People v. Green

Appeal by the People from an Appeal order of the Supreme Court, Kings County (Kramer, J.), entered October 11, 1985, which granted that branch of the defendant’s omnibus motion which was to suppress physical evidence.

Ordered that the order is reversed, on the law and the facts, that branch of the defendant’s omnibus motion which was to suppress physical evidence is denied, and the matter is remitted to the Supreme Court, Kings County, for further proceedings.

While on patrol at approximately 2:40 a.m. on February 18, 1982, Police Officer Arthur Runnions and his partner were approached by a man who told them that three men who had previously robbed him at gunpoint were one block away at the *716Carribean Bar. To verify this information the man produced a piece of paper indicating the robbery case number and the detective to whom this complaint had been assigned. The victim described the three perpetrators as male blacks, 25 to 30 years of age, one wearing a gray sheepskin coat, another wearing a brown sheepskin coat, and the third wearing a long light brown coat and a blue hat. The last man was also described as possibly armed because he had carried the gun during the prior robbery.

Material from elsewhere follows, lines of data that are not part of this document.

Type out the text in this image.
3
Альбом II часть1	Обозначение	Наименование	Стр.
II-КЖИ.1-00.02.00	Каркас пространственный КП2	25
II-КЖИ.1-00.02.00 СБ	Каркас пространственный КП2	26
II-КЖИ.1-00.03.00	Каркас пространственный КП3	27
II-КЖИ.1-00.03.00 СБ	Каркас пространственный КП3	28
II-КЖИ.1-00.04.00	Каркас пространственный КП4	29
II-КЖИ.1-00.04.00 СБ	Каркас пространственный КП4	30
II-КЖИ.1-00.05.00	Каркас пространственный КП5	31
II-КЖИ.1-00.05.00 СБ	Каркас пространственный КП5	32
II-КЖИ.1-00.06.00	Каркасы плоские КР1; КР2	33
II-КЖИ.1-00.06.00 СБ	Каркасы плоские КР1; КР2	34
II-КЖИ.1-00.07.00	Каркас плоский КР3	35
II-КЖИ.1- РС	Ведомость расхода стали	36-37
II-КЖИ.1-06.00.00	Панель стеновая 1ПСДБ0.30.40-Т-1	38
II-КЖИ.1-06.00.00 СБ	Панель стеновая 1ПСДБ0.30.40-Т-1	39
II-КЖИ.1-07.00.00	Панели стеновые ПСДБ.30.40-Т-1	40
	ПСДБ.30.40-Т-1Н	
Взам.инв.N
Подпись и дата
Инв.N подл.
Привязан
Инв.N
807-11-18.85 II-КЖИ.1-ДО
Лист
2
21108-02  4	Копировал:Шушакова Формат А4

Within approximately five minutes of receiving this information, the police entered the bar and found only three men matching the victim’s description of the three perpetrators. The police first noticed the two men in the gray and brown sheepskin coats, who were each removed from the bar by the officers. The police then spotted the defendant, who was wearing a long light brown coat and a blue hat, walking toward the restroom. The police followed the defendant into the restroom where he was inside a closed stall. They opened the door of the stall and observed that the defendant was carrying a gun.

Although the victim was unable to identify the defendant or the other men as the perpetrators of the earlier robbery, the defendant was charged with criminal possession of a weapon in the third degree. The defendant moved, inter alia, to suppress the gun and suppression was granted. We reverse.

Despite the defendant’s reasonable expectation of privacy in the restroom stall (see, People v Milom, 75 AD2d 68, 70), the information received by the police from the victim, when coupled with their own observations, provided them with a reasonable basis to enter the stall and, upon observing the gun, they had probable cause to arrest the defendant (cf. People v La Pene, 40 NY2d 210). Bracken, J. P., Brown, Niehoff and Eiber, JJ., concur.